Bug 11297 - OOPS in rt6_fill_node
Summary: OOPS in rt6_fill_node
Status: CLOSED CODE_FIX
Alias: None
Product: Networking
Classification: Unclassified
Component: IPV6 (show other bugs)
Hardware: All Linux
: P1 normal
Assignee: Hideaki YOSHIFUJI
URL:
Keywords:
Depends on:
Blocks:
 
Reported: 2008-08-09 17:26 UTC by paragw
Modified: 2008-08-11 18:05 UTC (History)
0 users

See Also:
Kernel Version: 2.6.27-rc2
Subsystem:
Regression: Yes
Bisected commit-id:


Attachments

Description paragw 2008-08-09 17:26:16 UTC
Latest working kernel version: 2.6.26-rc4
Earliest failing kernel version: 2.6.26
Distribution: NA
Hardware Environment: x86
Software Environment: ip
Problem Description: 

$ ip -f inet6 route get fec0::1

Produces this oops -
BUG: unable to handle kernel NULL pointer dereference at 00000000

IP: [<c0369b85>] rt6_fill_node+0x175/0x3b0

*pdpt = 0000000036466001 *pde = 0000000000000000

Oops: 0000 [#1] SMP

Modules linked in: pcnet32 smsc47m192 i2c_i801 i2c_dev i2c_core r8169
coretemp i
t87 hwmon_vid lcm e1000e

Pid: 3033, comm: ip Not tainted (2.6.26.2 #1)

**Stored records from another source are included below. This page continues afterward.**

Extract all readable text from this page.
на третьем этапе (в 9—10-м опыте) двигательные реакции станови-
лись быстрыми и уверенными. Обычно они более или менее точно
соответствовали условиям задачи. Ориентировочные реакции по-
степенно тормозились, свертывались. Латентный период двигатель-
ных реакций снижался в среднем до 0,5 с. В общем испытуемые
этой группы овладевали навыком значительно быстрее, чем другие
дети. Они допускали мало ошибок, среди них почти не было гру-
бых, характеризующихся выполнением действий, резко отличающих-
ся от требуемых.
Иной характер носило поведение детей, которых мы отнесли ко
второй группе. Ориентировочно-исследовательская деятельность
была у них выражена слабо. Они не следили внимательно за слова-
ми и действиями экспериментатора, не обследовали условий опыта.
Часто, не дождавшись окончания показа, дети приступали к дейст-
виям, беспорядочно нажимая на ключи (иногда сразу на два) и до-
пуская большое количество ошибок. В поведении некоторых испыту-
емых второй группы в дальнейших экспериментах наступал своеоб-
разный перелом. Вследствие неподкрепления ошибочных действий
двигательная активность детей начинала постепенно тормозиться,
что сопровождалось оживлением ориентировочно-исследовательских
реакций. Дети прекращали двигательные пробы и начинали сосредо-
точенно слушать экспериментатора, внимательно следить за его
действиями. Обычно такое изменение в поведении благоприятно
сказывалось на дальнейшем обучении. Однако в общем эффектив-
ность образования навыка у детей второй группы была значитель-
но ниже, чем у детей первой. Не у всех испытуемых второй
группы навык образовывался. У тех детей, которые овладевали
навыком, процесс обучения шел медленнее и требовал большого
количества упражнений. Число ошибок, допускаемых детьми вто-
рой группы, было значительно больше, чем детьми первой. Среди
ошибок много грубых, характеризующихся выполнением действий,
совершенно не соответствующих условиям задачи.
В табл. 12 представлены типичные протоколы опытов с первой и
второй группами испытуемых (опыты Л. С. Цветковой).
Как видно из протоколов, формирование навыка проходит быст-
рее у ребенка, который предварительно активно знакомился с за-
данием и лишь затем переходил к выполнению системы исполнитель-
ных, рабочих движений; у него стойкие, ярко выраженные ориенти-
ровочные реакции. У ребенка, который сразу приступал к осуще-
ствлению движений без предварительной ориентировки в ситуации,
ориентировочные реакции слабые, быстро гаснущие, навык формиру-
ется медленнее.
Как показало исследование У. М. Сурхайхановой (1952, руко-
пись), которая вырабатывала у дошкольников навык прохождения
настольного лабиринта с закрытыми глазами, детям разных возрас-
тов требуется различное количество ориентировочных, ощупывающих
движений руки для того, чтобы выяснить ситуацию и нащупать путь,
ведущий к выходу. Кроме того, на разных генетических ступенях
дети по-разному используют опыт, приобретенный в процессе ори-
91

EIP: 0060:[<c0369b85>] EFLAGS: 00010246 CPU: 1

EIP is at rt6_fill_node+0x175/0x3b0

EAX: 00000000 EBX: f7115bbc ECX: 00000000 EDX: f7115c60

ESI: f7c1f100 EDI: f7548f00 EBP: f7115bdc ESP: f7115ba4

 DS: 007b ES: 007b FS: 00d8 GS: 0033 SS: 0068

Process ip (pid: 3033, ti=f7114000 task=f64cbc50 task.ti=f7114000)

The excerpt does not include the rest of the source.